Evliyânın büyüklerinden. Künyesi Ebû Muhammed olup ismi, Abdullah bin Muhammed bin Abdurrahmân el-Hadramî’dir. Hadramad’da yetişen evliyânın büyüklerinden idi. 687 (m. 1288) senesinde vefât etti. Selâm şehrindeki kabristana defn edildi. Mezarının üstüne bir türbe yaptırıldı. Türbesi ziyâretgâh mahallidir.
Abdullah-i Hadramî, ilk önce Şerîf Muhammed bin Ali’den ilim öğrendi. Maddî ve ma’nevî istifâdesi çok oldu. Muhammed bin Ali kendisini çok sever ve medhederdi. Daha sonra ilim öğrenmek için Ahmed bin Cu’d hazretlerinin ilim meclisine devam etti. Ondan çok istifâde etti. Tasavvuf bilgilerini öğrenip üstün hâllere kavuştu ve bu yolda icâzet (diploma) aldı. Sonra Ebü’l-Gays bin Cemîl ve daha birçok velî zâtların derslerini dinledi. Bunlardan çok istifâde etti ve yüksek mertebelere kavuştu. Birçok kerâmetleri görüldü, insanlara, güzel ahlâkı öğretmek için çalıştı. Çeşitli yerlerden insanlar kendisini görmeye ve sohbetlerini dinlemeye geldi. Yüzlerce talebesi vardı. Allahü teâlânın kendisine ihsân ettiği üstünlüğü ile insanlara ilim öğretti. Dünyâ ve âhıret sıkıntılarından kurtardı.
Talebelerine nasihat ederken; “Sizden biriniz nerede olursanız olunuz, herhangi bir sıkıntıya düşerse, beni vesile ederek Allahü teâlâdan murâdını istesin. Biiznillah istediğine kavuşur. Allahü teâlâ, velî kulları vasıtasıyla insanların müşküllerini çözer” buyurdu. Talebeleri sıkıntıya düştükleri zaman, Abdullah-i Hadramî’yi vesile ederek, Allahü teâlâdan sıkıntılarını gidermesini istediler. Hocalarının yetişerek, Allahü teâlânın izniyle onları sıkıntıdan kurtardığı çok defa görüldü.

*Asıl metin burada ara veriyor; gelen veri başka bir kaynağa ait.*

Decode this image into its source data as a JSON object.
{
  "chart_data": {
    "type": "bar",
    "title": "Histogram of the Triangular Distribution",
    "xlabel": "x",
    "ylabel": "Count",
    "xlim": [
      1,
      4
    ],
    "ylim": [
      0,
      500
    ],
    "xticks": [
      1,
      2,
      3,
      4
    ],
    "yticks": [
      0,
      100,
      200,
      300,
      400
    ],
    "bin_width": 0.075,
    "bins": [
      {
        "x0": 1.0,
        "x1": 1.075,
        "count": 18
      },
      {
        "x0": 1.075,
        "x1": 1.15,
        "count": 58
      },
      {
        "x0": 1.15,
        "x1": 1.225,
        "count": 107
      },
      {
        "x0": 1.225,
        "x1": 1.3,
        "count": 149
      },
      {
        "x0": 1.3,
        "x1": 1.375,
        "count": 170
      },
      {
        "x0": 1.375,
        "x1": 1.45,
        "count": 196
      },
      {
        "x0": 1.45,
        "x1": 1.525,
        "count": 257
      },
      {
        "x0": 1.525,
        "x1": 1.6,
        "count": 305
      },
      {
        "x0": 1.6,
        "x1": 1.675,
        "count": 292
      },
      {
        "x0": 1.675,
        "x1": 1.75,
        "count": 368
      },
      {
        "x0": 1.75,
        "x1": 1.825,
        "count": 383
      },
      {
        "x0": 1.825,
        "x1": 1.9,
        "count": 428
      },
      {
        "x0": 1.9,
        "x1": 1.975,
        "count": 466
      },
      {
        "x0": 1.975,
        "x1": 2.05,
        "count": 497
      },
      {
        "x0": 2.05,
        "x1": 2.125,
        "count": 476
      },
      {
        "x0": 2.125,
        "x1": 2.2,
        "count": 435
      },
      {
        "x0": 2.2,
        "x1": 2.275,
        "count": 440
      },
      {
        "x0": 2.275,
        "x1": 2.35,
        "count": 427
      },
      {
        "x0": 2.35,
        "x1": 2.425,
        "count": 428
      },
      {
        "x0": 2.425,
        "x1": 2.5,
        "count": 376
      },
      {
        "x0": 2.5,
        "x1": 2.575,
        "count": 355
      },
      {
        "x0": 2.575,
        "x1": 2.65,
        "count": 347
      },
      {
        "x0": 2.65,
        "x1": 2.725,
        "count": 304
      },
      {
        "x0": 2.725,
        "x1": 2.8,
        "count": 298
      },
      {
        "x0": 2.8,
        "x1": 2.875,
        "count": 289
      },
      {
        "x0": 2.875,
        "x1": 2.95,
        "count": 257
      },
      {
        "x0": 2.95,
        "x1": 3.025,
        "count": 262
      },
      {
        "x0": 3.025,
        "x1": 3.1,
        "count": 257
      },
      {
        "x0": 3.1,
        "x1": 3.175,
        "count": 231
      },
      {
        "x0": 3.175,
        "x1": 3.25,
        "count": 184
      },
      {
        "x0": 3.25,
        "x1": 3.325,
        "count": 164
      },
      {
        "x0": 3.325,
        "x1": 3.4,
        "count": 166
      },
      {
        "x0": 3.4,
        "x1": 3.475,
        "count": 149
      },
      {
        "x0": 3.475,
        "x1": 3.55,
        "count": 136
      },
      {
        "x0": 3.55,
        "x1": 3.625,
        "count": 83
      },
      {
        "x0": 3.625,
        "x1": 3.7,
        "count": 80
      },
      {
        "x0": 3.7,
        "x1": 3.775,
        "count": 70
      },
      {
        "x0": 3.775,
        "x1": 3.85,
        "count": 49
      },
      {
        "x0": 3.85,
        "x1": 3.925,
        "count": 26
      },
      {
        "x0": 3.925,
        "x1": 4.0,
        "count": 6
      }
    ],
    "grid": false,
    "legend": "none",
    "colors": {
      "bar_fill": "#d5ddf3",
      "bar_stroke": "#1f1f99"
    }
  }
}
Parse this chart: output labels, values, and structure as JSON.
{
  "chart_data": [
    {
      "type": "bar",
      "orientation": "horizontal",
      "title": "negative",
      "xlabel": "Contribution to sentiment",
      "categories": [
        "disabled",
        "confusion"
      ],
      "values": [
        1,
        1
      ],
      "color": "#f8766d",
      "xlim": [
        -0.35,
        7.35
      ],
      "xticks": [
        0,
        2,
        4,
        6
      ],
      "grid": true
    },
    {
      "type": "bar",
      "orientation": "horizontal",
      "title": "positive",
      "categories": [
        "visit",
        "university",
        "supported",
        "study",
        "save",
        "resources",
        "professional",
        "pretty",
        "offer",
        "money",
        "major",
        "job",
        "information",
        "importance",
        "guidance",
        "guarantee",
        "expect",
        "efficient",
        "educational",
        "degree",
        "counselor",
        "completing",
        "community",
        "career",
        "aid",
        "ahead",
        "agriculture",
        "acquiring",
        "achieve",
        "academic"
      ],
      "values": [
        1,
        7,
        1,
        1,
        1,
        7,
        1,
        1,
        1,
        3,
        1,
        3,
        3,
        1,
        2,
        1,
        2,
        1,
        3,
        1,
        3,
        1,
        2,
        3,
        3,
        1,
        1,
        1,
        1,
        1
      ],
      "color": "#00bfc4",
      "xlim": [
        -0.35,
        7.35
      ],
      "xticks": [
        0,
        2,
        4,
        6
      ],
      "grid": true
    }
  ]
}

Şöyle anlatılır: Ebû Mehre adındaki zât, önceleri Sa’îd bin Îsâ’nın talebelerinin ileri gelenlerinden idi. Daha sonra Abdullah-i Hadramî’nin sohbetlerinde bulundu. Onun sevdiği yüksek talebelerinden oldu. Bir zaman Ebû Mehre, ilk hocasını ziyârete gitti. Huzûruna girdiğinde eski hocasının hatırının kaldığını gördü. Sonra kendisinde, his, zevk ve istek ne varsa kaybolduğunu anladı. Beraberinde amcasının oğlu vardı. O zaman Abdullah-i Hadramî hazretlerini vesile kılıp, Allahü teâlâya yalvardı. O ân Abdullah-i Hadramî orada görüldü ve Ebû Mehre’yi düştüğü sıkıntılı durumdan kurtardı. O da eski hâline tekrar kavuştu. Sa’îd bin Îsâ, bu durumu görünce hayret etti. O zaman Abdullah-i Hadramî buyurdu ki: “Bu talebenin elinden siz tuttunuz. Fakat kalbi bizimledir.” Daha sonra oradan ayrıldı.
Abdullah-i Hadramî hazretleri yalnız kaldığı zaman ortalığı bir nûr kaplardı, öyle olurdu ki, kendisi bu nurda kaybolurdu.
İmâm-ı Yâfiî onun hakkında; “Çok kimseler rü’yâda, Resûlullah efendimizin (s.a.v.) kabr-i şerîfinden. Abdullah-i Hadramî’nin kabrine akan bir nehir gördüklerini anlatırlar. Âlimler, bu, Resûlullah efendimizin (s.a.v.) ona yardımının çok olduğuna delîldir dediler” demektedir.
Abdullah-i Hadramî, vefât edeceği zaman yaklaştığında, yanında bulunanlara; “Yavrularım, melekler âlemini görüyorum. Melekler âleminde de Peygamberimizi görüyor, müşâhede ediyorum” dedi.